Oui, absolument. Les accusations portées sur les forces armées maliennes sont extrêmement graves. Selon les organisations de défense des droits de l’homme, entre le 27 et le 31 mars dernier, des opérations menées par les forces maliennes visant des groupes armés auraient abouti à la mort de nombreux civils à Moura, dans le cercle de Djenné, dans la région de Mopti. L’armée malienne a indiqué le 1er avril qu’elle avait mené des actions aéroterrestres et annoncé un bilan de 203 membres de « groupes armés terroristes » tués et de 51 arrestations. L’état-major a ensuite réfuté toutes les accusations portées par les organisations de défense des droits de l’homme. Le 6 avril, un communiqué du tribunal militaire de Mopti a fini par annoncer l’ouverture d’enquêtes sur ces évènements.
Vous estimez qu’il est essentiel de faire la lumière sur ce nouvel épisode meurtrier au centre du Mali
Oui, faire la lumière sur les faits de Moura est indispensable, comme pour tous les autres épisodes de violences graves commises dans toutes les régions du Mali, et quels que soient les auteurs présumés de ces crimes. C’est d’ailleurs aussi vrai au Burkina Faso, au Niger qu’au Mali. Et ces tragédies ne datent pas seulement de l’arrivée des pouvoirs militaires. Il faut aussi le dire.
Dans un contexte où beaucoup d’opinions se forment spontanément avec certitude et avec un dédain manifeste pour la recherche de la vérité, il me semble impératif de rappeler que la documentation des faits est la première exigence.
Il faut aussi faire quelques clarifications : des soldats lors d’une opération militaire peuvent tuer par méprise ou par peur des civils dont ils ne savent pas nécessairement s’ils sont des combattants. Mais on s’attend à ce que tous les efforts soient faits pour cibler seulement les combattants armés.
Lorsque les forces armées attaquent par voie aérienne, le même principe de précaution oblige à tout faire pour éviter de tuer des civils. Et ce n’est pas toujours le cas. On se rappelle de la frappe aérienne de l’opération Barkhane du 3 janvier 2022 près du village de Bounty où se célébrait un mariage. 22 personnes avaient été tuées. Le rapport d’enquête de la Mission des Nations Unies au Mali (Minusma) avait conclu que la force française avait frappé un rassemblement « très majoritairement composé de civils ».

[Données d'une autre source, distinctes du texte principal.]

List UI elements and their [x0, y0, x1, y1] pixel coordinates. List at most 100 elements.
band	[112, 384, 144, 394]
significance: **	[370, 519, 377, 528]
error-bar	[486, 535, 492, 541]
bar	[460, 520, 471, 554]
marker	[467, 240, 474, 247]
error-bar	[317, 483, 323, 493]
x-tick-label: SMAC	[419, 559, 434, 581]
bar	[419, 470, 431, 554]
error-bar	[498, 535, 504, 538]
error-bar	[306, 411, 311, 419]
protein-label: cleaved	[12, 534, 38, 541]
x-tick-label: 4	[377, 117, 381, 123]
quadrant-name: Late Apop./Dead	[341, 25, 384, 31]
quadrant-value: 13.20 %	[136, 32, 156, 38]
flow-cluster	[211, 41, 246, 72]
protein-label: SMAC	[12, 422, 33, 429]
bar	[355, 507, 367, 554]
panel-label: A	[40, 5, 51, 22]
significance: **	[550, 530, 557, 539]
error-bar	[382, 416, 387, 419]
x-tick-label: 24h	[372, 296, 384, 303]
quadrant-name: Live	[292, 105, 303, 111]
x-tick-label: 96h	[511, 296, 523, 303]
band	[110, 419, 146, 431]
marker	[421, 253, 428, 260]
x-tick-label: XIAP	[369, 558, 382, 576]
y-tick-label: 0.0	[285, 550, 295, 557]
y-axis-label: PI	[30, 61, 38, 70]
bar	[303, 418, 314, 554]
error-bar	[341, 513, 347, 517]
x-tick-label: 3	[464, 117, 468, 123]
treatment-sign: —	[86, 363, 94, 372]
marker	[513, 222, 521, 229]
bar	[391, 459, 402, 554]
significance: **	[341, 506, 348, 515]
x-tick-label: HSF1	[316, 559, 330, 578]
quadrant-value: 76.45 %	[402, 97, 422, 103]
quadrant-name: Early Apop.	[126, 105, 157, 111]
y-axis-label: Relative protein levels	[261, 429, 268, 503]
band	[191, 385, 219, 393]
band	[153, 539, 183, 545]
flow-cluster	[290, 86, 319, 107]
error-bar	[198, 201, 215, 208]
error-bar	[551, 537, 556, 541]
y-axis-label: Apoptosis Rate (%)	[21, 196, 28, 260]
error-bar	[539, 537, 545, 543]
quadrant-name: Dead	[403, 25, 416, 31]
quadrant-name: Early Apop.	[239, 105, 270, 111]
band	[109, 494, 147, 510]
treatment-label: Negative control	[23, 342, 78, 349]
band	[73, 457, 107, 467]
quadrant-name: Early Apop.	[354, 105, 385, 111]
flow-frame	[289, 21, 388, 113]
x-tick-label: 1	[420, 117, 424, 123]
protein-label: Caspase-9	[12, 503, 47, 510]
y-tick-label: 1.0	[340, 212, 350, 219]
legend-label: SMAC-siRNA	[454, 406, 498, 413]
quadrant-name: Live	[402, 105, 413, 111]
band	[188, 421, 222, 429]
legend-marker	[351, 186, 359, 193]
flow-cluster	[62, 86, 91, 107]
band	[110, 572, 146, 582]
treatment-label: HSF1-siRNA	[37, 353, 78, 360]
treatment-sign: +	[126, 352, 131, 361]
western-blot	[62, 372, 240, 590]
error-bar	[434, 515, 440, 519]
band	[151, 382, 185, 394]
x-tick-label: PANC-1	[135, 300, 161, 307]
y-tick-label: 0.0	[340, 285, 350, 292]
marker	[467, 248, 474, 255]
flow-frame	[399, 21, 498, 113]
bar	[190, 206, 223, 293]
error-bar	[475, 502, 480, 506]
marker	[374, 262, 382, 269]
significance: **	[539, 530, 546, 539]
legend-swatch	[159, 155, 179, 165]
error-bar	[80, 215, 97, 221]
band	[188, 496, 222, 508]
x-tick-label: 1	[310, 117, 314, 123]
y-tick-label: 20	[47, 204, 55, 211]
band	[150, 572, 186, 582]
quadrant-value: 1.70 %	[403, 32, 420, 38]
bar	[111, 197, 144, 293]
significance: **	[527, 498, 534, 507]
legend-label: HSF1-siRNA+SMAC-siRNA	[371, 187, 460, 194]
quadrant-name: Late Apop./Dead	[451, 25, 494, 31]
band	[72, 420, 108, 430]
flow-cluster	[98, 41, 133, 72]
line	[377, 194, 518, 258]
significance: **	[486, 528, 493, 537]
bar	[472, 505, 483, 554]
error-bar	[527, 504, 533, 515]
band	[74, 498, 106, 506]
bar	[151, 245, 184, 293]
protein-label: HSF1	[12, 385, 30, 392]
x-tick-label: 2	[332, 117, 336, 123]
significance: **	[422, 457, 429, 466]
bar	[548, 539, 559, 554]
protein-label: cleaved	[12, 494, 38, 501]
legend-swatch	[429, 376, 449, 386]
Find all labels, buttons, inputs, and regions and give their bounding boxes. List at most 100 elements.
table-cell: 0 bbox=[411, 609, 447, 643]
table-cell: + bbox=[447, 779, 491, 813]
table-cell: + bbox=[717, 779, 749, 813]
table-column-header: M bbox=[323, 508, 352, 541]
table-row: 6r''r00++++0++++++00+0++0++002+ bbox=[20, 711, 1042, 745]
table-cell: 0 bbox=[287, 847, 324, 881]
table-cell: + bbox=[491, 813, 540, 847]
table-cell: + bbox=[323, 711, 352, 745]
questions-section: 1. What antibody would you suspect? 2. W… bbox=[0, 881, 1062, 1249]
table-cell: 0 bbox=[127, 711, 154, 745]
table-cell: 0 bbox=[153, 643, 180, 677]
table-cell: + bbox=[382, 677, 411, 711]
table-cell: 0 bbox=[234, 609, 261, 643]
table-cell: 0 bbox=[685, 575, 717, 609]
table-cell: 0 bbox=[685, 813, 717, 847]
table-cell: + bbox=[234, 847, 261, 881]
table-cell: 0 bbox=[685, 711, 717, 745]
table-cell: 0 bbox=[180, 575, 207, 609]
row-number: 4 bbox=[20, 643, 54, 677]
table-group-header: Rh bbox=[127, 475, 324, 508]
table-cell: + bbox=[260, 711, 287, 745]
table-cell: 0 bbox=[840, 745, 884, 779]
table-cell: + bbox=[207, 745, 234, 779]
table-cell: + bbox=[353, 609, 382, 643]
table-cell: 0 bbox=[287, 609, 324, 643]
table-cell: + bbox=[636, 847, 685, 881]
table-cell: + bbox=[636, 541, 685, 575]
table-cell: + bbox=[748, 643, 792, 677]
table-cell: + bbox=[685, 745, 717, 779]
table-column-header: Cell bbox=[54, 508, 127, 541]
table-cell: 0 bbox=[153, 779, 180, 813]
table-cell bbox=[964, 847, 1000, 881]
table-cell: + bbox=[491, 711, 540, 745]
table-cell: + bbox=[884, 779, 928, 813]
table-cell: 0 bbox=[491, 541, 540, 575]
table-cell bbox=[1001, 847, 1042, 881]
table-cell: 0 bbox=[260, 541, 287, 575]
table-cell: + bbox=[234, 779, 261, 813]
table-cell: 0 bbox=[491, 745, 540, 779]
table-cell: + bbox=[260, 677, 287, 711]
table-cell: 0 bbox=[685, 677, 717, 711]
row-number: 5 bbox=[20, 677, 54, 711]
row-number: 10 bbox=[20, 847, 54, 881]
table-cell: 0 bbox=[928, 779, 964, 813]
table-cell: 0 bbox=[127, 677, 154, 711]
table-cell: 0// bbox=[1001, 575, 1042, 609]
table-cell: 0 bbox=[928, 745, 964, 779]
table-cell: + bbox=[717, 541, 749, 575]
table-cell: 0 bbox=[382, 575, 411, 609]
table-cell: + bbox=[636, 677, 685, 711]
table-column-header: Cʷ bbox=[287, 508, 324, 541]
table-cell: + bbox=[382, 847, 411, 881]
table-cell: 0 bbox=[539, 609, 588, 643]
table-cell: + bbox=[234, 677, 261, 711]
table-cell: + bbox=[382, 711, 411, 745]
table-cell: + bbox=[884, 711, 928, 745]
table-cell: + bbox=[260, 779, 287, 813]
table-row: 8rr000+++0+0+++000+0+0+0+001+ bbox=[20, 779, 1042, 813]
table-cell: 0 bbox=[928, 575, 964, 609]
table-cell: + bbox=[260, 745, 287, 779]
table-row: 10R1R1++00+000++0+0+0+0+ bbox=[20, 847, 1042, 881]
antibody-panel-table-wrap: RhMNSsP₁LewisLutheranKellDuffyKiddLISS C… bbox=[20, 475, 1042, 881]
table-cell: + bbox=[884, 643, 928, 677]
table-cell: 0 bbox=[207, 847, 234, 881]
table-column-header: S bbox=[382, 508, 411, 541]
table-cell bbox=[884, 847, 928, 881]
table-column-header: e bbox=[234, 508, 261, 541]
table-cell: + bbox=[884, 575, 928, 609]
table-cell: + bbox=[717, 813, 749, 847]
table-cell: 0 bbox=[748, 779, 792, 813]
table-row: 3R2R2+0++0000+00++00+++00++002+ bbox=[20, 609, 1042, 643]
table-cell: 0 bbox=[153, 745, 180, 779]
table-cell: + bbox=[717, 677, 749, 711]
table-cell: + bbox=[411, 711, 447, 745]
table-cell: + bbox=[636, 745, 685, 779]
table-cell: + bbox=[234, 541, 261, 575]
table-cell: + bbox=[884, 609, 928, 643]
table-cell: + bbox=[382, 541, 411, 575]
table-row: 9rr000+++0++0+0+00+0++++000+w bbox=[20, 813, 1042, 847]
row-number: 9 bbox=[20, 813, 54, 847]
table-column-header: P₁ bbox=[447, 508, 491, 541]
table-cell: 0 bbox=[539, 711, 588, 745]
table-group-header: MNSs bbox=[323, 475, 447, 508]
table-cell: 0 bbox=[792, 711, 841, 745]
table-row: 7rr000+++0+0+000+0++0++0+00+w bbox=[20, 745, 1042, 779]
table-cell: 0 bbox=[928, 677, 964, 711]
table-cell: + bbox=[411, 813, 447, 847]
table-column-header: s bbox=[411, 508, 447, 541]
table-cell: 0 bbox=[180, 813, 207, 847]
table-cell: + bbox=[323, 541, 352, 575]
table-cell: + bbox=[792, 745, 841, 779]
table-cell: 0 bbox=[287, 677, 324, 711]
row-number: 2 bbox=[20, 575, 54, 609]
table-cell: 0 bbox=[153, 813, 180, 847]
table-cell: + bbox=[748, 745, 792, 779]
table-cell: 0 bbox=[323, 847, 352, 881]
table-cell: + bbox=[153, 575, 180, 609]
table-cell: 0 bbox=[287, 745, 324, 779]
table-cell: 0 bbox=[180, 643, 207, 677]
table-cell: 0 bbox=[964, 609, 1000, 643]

Mais c’est encore autre chose pour des militaires que d’arrêter dans un village des présumés combattants ou complices des groupes armés, de les embarquer vivants et de les exécuter froidement. Dans ce cas, il s’agit potentiellement de crimes de guerre. Dans le cas de Moura, ce sont des faits de cette nature qui ont été rapportés. Ces faits ne sont pas confirmés, et c’est pour cela qu’il est absolument nécessaire que la vérité soit établie.
Vous mettez en garde contre toute instrumentalisation et toute distraction de ce qui est crucial pour les perspectives de paix, de sécurité et de réconciliation au Mali et au Sahel.
Tout à fait. L’instrumentalisation de chaque événement qui concerne le Mali, autant par les adversaires résolus des autorités de transition que par leurs laudateurs les plus passionnés, n’aide point. Il s’agit de ne pas se laisser distraire ni par ceux qui confondent patriotisme et validation de toutes les dérives, ni par ceux qui se préoccupent bien davantage de rivalités géopolitiques que de l’avenir des populations du Mali et de toute la région.
Accepter des justifications des crimes les plus odieux au Sahel, c’est créer les conditions pour des décennies de violence parce que ceux qui sont abattus sans raison ont des proches, appartiennent à des communautés qui se refermeront davantage sur elles-mêmes et ne manqueront pas l’occasion de prendre leur revanche avec la même violence indiscriminée, absurde et passionnelle. Comme le rappelle une nouvelle fois la Coalition citoyenne pour le Sahel dans une déclaration le 8 avril, l’impunité nourrit la défiance des populations envers l’État, exacerbe les tensions communautaires et contribue à entretenir une spirale de violences qui facilite le recrutement par les groupes armés ».